Turkey wants to "check" northeast Syria to confirm YPG retreat

The last week has seen repeated reports that Kurdish YPG units of the US-backed Syrian Democratic Forces (SDF) were retreating from northeast Syria away from Turkey’s southern border.
Official US military sources, including the press office of US Central Command (CENTCOM), have attempted to prove these reports by providing picture and video evidence showing the destruction of SDF positions near the Syrian-Turkish border.
On Friday, the Turkish Minister of Defense, Hulusi Akar, commented that Turkey had received reports about the YPG withdrawing from border positions east of the Euphrates River, but still wanted to “check” these areas to confirm the information for itself.
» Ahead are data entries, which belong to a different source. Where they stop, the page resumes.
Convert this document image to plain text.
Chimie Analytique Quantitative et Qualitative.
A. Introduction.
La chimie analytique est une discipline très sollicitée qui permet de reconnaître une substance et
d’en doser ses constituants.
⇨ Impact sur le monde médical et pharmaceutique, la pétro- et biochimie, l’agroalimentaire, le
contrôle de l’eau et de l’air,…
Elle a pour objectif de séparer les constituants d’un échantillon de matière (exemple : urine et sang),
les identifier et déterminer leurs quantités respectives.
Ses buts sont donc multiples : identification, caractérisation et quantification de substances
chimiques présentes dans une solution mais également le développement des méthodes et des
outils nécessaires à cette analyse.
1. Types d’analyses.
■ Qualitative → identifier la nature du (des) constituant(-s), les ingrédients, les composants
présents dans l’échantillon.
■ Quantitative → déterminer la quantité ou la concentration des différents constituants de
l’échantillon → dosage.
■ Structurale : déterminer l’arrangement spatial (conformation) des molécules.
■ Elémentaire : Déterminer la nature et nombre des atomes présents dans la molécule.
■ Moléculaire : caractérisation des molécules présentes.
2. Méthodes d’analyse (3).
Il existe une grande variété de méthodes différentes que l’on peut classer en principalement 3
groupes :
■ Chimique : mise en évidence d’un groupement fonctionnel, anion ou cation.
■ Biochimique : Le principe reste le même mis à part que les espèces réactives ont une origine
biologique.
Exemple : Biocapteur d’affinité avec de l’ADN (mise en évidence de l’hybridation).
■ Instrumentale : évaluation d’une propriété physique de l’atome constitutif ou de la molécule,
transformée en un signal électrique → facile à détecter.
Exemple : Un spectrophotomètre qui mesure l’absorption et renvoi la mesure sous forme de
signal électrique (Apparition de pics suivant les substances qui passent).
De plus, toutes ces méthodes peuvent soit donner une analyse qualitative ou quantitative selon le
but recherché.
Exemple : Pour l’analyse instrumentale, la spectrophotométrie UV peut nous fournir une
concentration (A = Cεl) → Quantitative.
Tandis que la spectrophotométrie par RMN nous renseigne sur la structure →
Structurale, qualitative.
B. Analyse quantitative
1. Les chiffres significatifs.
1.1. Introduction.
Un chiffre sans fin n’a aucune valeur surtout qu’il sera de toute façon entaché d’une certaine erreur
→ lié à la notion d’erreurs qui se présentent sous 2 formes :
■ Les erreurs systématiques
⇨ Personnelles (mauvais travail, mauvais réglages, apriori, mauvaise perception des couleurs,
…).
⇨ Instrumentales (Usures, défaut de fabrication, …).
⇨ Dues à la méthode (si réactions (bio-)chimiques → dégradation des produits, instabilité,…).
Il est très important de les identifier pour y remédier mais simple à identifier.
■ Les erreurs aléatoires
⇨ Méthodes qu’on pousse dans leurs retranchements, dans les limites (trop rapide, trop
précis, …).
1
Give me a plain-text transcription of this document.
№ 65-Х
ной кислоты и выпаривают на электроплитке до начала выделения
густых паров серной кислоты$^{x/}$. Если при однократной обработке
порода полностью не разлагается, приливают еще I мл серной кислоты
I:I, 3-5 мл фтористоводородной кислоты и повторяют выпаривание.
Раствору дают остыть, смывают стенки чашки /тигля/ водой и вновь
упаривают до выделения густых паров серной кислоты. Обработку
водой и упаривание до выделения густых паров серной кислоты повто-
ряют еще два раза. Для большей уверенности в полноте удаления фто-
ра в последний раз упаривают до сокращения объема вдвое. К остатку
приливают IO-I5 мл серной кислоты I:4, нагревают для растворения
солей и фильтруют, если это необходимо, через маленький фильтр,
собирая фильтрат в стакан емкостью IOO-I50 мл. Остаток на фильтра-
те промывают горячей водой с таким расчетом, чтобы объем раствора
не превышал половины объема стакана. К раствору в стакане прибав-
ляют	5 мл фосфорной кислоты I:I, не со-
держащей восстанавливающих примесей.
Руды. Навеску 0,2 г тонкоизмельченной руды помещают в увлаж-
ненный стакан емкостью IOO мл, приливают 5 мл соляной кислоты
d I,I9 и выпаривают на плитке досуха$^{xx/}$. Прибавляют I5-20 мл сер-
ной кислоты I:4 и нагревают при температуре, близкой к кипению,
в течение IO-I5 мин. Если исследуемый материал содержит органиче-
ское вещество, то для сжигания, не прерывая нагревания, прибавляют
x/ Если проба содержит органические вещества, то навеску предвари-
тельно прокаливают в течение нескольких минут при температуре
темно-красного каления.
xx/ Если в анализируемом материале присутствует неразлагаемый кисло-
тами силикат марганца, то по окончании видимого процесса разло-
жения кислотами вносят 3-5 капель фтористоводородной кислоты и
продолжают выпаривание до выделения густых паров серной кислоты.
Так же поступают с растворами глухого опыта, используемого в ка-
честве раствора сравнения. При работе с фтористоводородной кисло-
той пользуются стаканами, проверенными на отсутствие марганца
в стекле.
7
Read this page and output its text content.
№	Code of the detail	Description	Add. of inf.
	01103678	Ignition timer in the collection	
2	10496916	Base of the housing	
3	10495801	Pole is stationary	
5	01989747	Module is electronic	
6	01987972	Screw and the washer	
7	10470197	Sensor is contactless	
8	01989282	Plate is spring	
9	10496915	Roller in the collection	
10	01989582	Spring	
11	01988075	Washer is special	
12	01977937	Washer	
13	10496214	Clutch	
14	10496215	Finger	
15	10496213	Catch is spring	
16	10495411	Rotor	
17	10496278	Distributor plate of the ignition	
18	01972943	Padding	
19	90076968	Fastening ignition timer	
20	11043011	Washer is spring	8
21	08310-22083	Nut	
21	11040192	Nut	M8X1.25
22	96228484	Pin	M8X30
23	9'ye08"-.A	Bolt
It remains unknown what Akar meant by “checking” the withdrawn from areas given that Turkish forces are apparently not even meant to be allowed to enter the region unless accompanied by the US military.
Furthermore, there are also claims that Turkish warplanes cannot enter Syrian airspace under the agreement.
In recent weeks, Ankara and Washington reached an agreement to prevent a full-scale Turkish military operation against the SDF in northeast Syria.
The offensive that nearly happened would have seen special forces and airpower assets of Turkey’s armed forces supporting a large Islamist invasion army numbering as many as 14,000 fighters.
The arrangement is, in theory, meant to see a multi-phased joint US-Turkish patrolled buffer zone created in northeast Syria that extends 14 kilometers south of Turkey’s border with the country – YPG fighters are reportedly not even allowed to present within the first 5 kilometer rung of the intended safe zone.